Plant admitted that the football program is designed to proselytize and that he tries to convert nonreligious students to Christianity:

One of the founding things in our program is that following Jesus is the best way to live. Right, like, I say that some of the guys sometimes, cause I know some of them don’t believe, and I say look, man, I know, but can I just tell you this? If you’ll do it Jesus’ way, whether you believe or not, if you’ll do it Jesus’ way, you’ll ultimately be better… You’ll ultimately be better in every facet of your life. 

Orange County Public Schools must ensure that this school-sponsored proselytization ends immediately, FFRF contends.

“Public school football teams cannot appoint or employ a chaplain, seek out a spiritual leader for the team, agree to allow someone to act as chaplain or otherwise infuse the team with religion because public schools may not promote religion,” FFRF Staff Attorney Chris Line writes to Superintendent Barbara Jenkins. “It is therefore inappropriate and illegal for the Edgewater High School football team to have a team chaplain and for coaches to allow and participate in religious activities with students, as this signals a blatant promotion of religion over nonreligion generally, and in this case, Christianity in particular.”

Orange County Public Schools cannot provide an adult not affiliated with the school access to the children in its charge, and it certainly cannot grant that access to a minister to advance his faith, FFRF emphasizes. The Supreme Court has repeatedly held that public schools may not be co-opted, either by staff or outside adults, to proselytize students. Federal courts have accordingly enforced injunctions against school districts that grant outside adults access to other peoples’ children to evangelize. Furthermore, public school districts have a constitutional obligation to ensure that staff members do not use their positions to proselytize.

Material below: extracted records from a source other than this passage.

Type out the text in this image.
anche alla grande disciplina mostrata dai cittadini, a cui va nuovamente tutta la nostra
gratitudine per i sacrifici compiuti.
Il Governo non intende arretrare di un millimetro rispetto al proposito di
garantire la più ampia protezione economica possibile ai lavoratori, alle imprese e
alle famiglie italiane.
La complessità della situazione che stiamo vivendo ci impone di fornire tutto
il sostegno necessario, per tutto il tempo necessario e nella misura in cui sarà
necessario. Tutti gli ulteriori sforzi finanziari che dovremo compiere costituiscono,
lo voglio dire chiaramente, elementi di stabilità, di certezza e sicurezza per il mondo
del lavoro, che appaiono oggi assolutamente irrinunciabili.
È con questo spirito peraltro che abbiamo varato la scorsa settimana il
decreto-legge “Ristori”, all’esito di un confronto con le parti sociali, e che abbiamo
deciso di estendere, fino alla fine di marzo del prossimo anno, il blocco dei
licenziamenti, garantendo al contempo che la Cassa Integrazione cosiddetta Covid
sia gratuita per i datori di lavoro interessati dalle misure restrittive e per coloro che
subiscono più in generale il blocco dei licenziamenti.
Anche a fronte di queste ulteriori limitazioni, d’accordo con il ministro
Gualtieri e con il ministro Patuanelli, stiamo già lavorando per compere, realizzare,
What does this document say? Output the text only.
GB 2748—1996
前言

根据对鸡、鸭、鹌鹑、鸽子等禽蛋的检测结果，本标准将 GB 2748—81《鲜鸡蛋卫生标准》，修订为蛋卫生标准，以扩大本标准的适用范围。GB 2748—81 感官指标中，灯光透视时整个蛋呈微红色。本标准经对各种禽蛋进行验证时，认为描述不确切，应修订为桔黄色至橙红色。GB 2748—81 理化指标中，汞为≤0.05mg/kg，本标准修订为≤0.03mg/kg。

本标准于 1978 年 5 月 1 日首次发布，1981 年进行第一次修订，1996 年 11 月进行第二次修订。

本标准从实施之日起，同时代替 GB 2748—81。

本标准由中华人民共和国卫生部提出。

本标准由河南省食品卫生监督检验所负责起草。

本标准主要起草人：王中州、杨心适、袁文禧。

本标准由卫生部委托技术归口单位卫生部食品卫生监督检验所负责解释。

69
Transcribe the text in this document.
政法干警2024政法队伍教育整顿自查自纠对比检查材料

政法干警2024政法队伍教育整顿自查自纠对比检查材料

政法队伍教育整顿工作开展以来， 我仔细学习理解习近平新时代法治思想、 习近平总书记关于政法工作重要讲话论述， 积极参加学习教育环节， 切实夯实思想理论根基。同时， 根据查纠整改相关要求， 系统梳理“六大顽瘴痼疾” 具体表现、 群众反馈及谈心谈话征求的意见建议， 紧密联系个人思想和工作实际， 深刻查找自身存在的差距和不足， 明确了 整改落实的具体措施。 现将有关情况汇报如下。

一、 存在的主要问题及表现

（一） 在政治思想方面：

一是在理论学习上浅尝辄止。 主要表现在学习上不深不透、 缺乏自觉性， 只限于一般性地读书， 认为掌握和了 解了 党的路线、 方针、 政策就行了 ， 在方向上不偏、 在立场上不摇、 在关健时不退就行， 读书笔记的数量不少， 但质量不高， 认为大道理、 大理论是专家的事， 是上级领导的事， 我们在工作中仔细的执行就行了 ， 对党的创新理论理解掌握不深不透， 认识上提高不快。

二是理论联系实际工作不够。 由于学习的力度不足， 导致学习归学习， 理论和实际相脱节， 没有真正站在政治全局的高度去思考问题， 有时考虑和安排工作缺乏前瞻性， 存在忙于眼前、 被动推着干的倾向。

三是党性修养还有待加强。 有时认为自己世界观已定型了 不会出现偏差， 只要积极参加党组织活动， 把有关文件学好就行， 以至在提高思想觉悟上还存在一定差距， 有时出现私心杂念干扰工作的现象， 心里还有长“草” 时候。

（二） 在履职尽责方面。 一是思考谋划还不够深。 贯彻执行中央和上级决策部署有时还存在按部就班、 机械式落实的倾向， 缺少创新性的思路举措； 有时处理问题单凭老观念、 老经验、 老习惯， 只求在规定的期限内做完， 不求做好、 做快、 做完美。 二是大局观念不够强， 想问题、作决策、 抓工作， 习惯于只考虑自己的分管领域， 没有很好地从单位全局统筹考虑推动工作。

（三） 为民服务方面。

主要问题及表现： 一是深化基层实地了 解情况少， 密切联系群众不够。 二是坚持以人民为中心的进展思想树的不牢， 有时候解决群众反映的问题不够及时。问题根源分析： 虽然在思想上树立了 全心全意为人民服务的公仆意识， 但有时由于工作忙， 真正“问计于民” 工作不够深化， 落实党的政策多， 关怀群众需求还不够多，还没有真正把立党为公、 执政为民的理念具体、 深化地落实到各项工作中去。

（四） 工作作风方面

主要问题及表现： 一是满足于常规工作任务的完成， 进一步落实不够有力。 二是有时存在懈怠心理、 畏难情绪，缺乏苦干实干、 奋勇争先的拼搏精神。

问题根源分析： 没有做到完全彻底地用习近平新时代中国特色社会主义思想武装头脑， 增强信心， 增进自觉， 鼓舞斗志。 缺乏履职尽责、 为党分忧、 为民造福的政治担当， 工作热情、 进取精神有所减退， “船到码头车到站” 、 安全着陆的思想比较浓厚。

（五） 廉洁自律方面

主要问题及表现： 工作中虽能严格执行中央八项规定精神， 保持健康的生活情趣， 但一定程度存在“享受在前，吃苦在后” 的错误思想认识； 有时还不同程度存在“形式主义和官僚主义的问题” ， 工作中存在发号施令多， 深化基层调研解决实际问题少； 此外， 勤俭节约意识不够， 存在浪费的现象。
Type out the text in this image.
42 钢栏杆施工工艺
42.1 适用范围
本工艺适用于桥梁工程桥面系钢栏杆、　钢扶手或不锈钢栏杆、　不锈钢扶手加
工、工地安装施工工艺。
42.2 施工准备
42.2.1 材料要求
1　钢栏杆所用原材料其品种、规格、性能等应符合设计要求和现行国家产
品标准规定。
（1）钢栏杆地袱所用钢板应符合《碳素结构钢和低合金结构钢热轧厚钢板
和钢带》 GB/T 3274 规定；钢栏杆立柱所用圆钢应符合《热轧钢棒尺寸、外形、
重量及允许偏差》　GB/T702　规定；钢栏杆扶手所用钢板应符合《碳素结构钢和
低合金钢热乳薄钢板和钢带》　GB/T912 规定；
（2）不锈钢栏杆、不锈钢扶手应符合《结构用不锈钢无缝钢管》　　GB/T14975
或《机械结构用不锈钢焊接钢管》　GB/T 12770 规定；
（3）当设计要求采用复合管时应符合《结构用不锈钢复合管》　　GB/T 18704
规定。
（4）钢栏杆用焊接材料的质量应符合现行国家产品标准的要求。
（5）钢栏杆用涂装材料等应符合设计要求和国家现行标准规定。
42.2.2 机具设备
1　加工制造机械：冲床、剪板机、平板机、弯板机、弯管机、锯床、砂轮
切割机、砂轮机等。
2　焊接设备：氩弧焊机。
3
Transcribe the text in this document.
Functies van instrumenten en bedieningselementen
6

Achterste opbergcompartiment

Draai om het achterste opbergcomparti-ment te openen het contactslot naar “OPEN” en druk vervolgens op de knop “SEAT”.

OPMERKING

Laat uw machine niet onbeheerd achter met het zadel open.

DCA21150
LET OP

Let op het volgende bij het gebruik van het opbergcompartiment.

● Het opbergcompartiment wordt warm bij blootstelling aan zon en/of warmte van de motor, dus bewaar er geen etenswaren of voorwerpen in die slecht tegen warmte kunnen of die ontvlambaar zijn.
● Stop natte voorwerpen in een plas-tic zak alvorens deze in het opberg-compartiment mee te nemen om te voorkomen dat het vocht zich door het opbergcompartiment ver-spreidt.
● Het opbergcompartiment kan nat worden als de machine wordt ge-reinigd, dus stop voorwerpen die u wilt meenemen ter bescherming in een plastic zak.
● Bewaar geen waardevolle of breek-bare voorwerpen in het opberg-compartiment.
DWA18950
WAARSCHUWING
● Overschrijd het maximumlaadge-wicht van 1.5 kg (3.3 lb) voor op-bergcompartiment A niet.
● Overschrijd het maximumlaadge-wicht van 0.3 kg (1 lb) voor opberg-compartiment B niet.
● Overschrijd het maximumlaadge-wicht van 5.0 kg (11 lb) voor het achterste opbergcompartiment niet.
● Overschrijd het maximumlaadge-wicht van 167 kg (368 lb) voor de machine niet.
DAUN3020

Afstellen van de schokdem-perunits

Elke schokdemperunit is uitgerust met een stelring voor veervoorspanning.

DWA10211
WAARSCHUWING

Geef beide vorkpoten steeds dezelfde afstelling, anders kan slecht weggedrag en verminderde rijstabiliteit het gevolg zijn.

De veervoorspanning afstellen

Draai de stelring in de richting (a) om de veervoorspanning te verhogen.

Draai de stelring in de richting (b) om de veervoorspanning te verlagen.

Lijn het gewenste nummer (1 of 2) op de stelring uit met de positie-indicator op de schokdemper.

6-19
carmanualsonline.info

And as important to consider in this day and age, nonreligious Americans make up the fastest-growing segment of the U.S. population by religious identification – 35 percent of Americans are non-Christians, including the 25 percent of Orange County residents who identify as religiously unaffiliated. Such a huge segment of the county’s population is being alienated from the public school system. 

Orange County Public Schools must investigate this matter and take immediate action, FFRF insists. Plant cannot be the team’s chaplain and should not be involved with the team from now on. Coach Duke must be directed to cease including religion in his football program, and the district should consider terminating him for his egregious conduct.

“The prevalence of Christianity in school sports across Central Florida should be alarming to anyone who values religious freedom,” says David Williamson, Director of Central Florida Freethought Community, the Sunshine State affiliate of FFRF. “Public school employees and volunteers don’t have the right to force their religion onto students — even onto those who share the same faith.”

FFRF Co-President Annie Laurie Gaylor concurs.

“It’s alarming that there’s so much official flaunting of religion happening in a public school system,” she remarks. “This must end at once.”

The Freedom From Religion Foundation is a national nonprofit organization with more than 35,000 members and several chapters across the country, including over 1,700 members and the Central Florida Freethought Community in Florida. Its purposes are to protect the constitutional principle of separation between state and church, and to educate the public on matters relating to nontheism.